Jim Wicklund, Managing Director Energy Investment Banking at Stephens Inc., moderated a great panel on ESG at the Oilfield Water Markets 2021 Conference last week.
In his weekly newsletter, Things i Learned This (Last) Week, Jim led his latest edition with takeaways from the event.
With Jim’s permission, we are sharing this excerpt from his newsletter with Oilfield Water Connection readers:
“Water Water Everywhere. I had the privilege of moderating a panel at the Oilfield Water Markets conference held last week by Joseph Triepke and Peter Cook discussing the impact of ESG on the water business. Ben Schuman, a portfolio manager at the $30 billion Employee’s Retirement System of Texas, made a point that I thought was excellent. The most important letter in ESG is the “G”. I agree. Governance has the responsibility of protecting the value of shareholders. It is their fiduciary obligation. If a company does not earn its cost of capital, equity value declines. If a board of directors allows a company and its management to consistently lose money, or hopes for a price spike to save them, they are most definitely not fulfilling their fiduciary obligation. There will be increasing focus on this point. Ben said they pay increased attention to ESG and there are studies showing the better relative performance and lower cost of capital to companies that are pursuing and implementing ESG protocols. But if the equity protection of the “G” doesn’t exist, it makes the rest moot.

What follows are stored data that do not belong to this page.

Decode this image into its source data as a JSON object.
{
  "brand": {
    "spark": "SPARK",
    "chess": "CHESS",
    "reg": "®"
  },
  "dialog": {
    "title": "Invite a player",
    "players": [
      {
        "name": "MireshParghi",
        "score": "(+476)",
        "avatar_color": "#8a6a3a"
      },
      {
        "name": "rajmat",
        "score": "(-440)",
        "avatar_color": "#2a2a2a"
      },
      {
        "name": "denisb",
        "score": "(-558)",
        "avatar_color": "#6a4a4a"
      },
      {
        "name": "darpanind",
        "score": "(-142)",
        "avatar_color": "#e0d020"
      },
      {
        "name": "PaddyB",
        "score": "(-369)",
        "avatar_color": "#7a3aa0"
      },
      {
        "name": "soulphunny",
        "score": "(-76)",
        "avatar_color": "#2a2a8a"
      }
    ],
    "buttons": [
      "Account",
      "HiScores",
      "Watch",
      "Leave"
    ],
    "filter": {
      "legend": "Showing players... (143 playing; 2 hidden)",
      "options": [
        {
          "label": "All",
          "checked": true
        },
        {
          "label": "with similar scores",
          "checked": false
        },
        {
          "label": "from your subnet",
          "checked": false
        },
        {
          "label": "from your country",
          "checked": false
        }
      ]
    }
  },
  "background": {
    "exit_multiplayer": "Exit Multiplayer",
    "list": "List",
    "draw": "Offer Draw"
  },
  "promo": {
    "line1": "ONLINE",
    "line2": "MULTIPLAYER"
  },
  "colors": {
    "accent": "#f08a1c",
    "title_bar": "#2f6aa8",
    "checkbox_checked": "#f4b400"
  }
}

Jim Summer, the CEO of H2O Midstream, has a long head start in the ESG world, focusing on the “E” a great deal over a varied and interesting career. He correctly notes that the industry does a mediocre job arguing our case for the strides made and the critical nature of what we do. He is right. We are a couple of decades behind many other industries in educating our end users. We rely on incidents like the Colonial Pipeline to show people how critical but that is not constructive or effective education.
Eric Johnson, a partner at Winston Strawn, took me to task on a point. The open-ended nature of ESG in general says to identify your sins, monitor your sins over time, and have management incentives in place to reduce the sinning over time. With no boxes to check, companies will compete to be the “best”, the one who gets the best work. And this would drive our industry to “sustainability” rapidly. But Eric correctly noted that the SEC and other regulatory groups are going to institute rules and ratings, on standardized criteria, making it a much more qualitative scoring than quantitative. He is right. Though in our opinion, entrepreneurship fosters innovation, regulations push minimum compliance. The regulators are likely to end up in charge. And it will give investors a standardized ESG scorecard and boxes will be checked.
There were many observations by attendees with 350 people in a live event, complete with booth and exhibitions and a conga line lunch. Some of the themes that stuck me:
If you’d like to get in touch with Jim about his newsletter or Stephens investment banking services, drop us an email and we’ll be happy to make the introduction.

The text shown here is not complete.